Captain Frank Brady
When I discovered that gr-gr-grandpa, Jasper Sawyers, had been killed by "Capt. Frank Brady of Gen. Duke's late command," I set out to learn something about Brady's background. He turns out to be a rather colorful character.
As a Confederate Colonel, John Hunt Morgan commanded a regiment of Kentucky cavalry that conducted a famous series of raids behind northern lines into Ohio and Indiana in 1862-63.
Morgan's cavalry was led by an elite unit known as Quirk's Raiders where Frank Brady served as one of three lieutenants. Brady appears in accounts of the war written by both Curtis R. Burke and Dr. John Allan Wyeth. This description comes from Wyeth's autobiography, With Sabre and Scalpel.
In the late summer of 1862 a squadron of Morgan's Kentucky cavalry in command of Maj. Basil W. Duke marched into Guntersville, Ala., my native town. They left at our home in my mother's care Lieut. Frank Brady, who had suffered an injury to one knee in a skirmish a day or two before at Whitesburg Landing, on the Tennessee River.
Of Irish extraction, born and reared near Georgetown, in the blue grass region, Brady was at this time about twenty five years of age, of athletic build, graceful carriage, handsome features, possessing withal an attractive personality. To other charms was added a well-trained voice, and he sang with feeling and expression many of the popular songs of that day. Among these I still recall "Lorena," "Bonnie Mary of Argyle," and "Johnny Has Gone for a Soldier."
When General Morgan was killed in September of 1864, Basil Duke took over command. In this capacity, Duke's forces accompanied Jefferson Davis when he fled Richmond in May of 1865 bound for the Florida Keys and ultimately, Cuba.
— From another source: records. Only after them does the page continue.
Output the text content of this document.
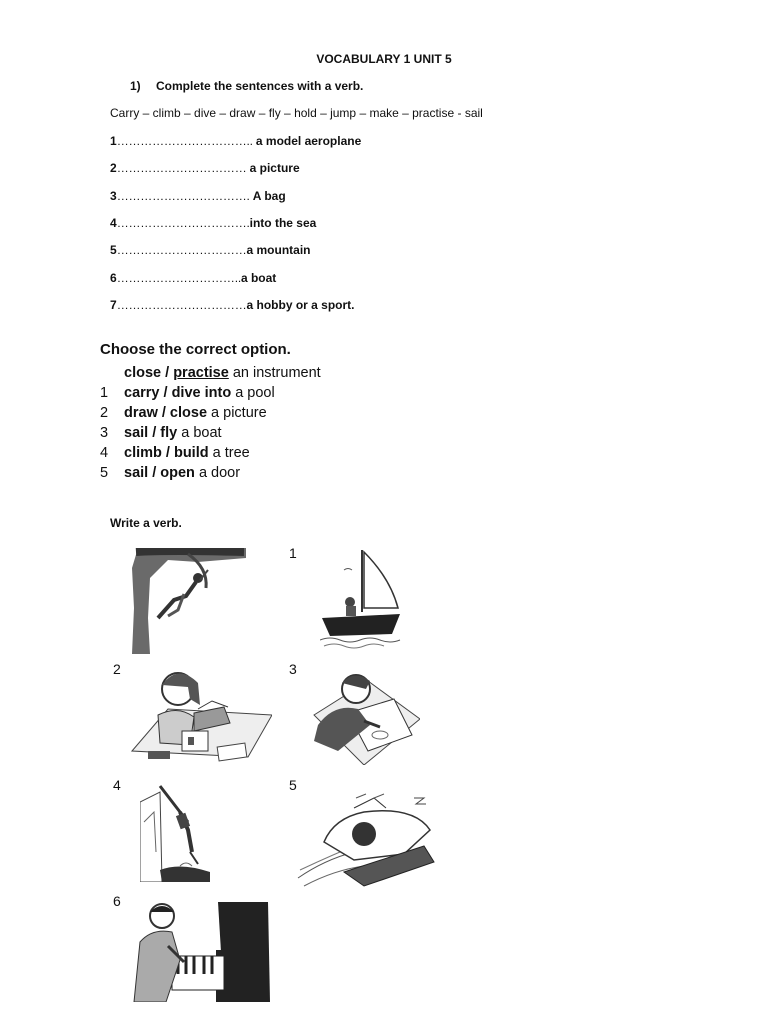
VOCABULARY 1 UNIT 5
1) Complete the sentences with a verb.
Carry – climb – dive – draw – fly – hold – jump – make – practise - sail
1…………………………….. a model aeroplane
2…………………………… a picture
3……………………………. A bag
4…………………………….into the sea
5……………………………a mountain
6…………………………..a boat
7……………………………a hobby or a sport.
Choose the correct option.
close / practise an instrument
1 carry / dive into a pool
2 draw / close a picture
3 sail / fly a boat
4 climb / build a tree
5 sail / open a door
Write a verb.
1
2	3
4	5
6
The final official acts of the Confederate government took place in the town of Washington Georgia, about sixty miles east of Atlanta, on May 5. It was here that Basil Duke surrendered his remaining men. This town was the home of Robert Toombs who had initially been Secretary of State and later served as a general for the Confederacy before beconing disillusioned with Jefferson Davis. Nevertheless, when Davis and his cabinet appeared in town, Toombs offered Davis both money and assistance in fleeing the country. Although Toombs' home was in Washington, he also had a plantation near the Alabama border, a few miles from Eufaula. Toombs appears to have been present in Columbus, GA, on April 16 defending a bridge in what is considered the last battle of the Civil War.
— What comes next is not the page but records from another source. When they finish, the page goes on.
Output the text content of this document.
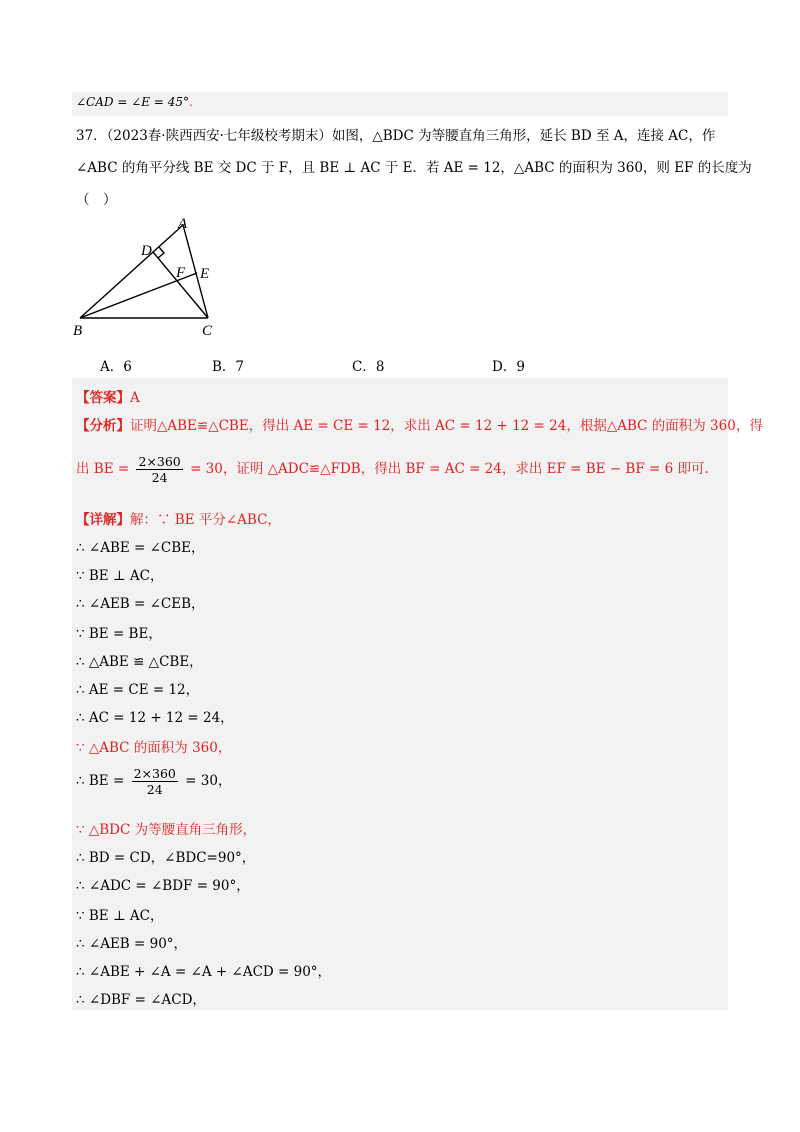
∠CAD = ∠E = 45°.
37．（2023春·陕西西安·七年级校考期末）如图，△BDC 为等腰直角三角形，延长 BD 至 A，连接 AC，作
∠ABC 的角平分线 BE 交 DC 于 F，且 BE ⊥ AC 于 E．若 AE = 12，△ABC 的面积为 360，则 EF 的长度为
（　）
A
D
F E
B	C
A．6	B．7	C．8	D．9
【答案】A
【分析】证明△ABE≌△CBE，得出 AE = CE = 12，求出 AC = 12 + 12 = 24，根据△ABC 的面积为 360，得
出 BE = $\frac{2\times 360}{24} = 30$，证明 △ADC≌△FDB，得出 BF = AC = 24，求出 EF = BE − BF = 6 即可.
【详解】解：∵ BE 平分∠ABC，
∴ ∠ABE = ∠CBE，
∵ BE ⊥ AC，
∴ ∠AEB = ∠CEB，
∵ BE = BE，
∴ △ABE ≌ △CBE，
∴ AE = CE = 12，
∴ AC = 12 + 12 = 24，
∵ △ABC 的面积为 360，
∴ BE = $\frac{2\times 360}{24} = 30$，
∵ △BDC 为等腰直角三角形，
∴ BD = CD，∠BDC=90°，
∴ ∠ADC = ∠BDF = 90°，
∵ BE ⊥ AC，
∴ ∠AEB = 90°，
∴ ∠ABE + ∠A = ∠A + ∠ACD = 90°，
∴ ∠DBF = ∠ACD，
It is purely speculation on my part that Frank Brady had remained with Basil Duke to the bitter end and also surrendered at Washington. If so, there is certainly a possibility that he had encountered Robert Toombs and through that connection found reason to proceed to Eufaula. Whatever it was that brought Brady to Eufaula in May, it was romance that kept him there. In the autumn of 1865 Brady married Mary Fulmore, daughter of wealthy planter, Joseph R. Fulmore. The Fulmores had liquidated their plantation holdings and were living in Eufaula during the war where Mary was attending the women's seminary on College Hill. (Joseph Fulmore's nephew had been hospitalized with Brady in Virginia during 1864 giving another possible connection to Eufaula.)
Mary Fulmore's marriage to Frank Brady began a sequence of personal tragedies. In 1866, Mary Fulmore's parents moved to Manatee, Florida where her father planned to open a mercantile business. Before their new home was completed in 1867, both parents died of yellow fever. Frank and Mary moved into the new home. A short time later, Frank drowned in Lake Ponchartrain while on a business trip to New Orleans.
Mary returned to Eufaula where, some fourteen years later she married local merchant, Robert Cherry. She remained in Eufaula until her death in 1926.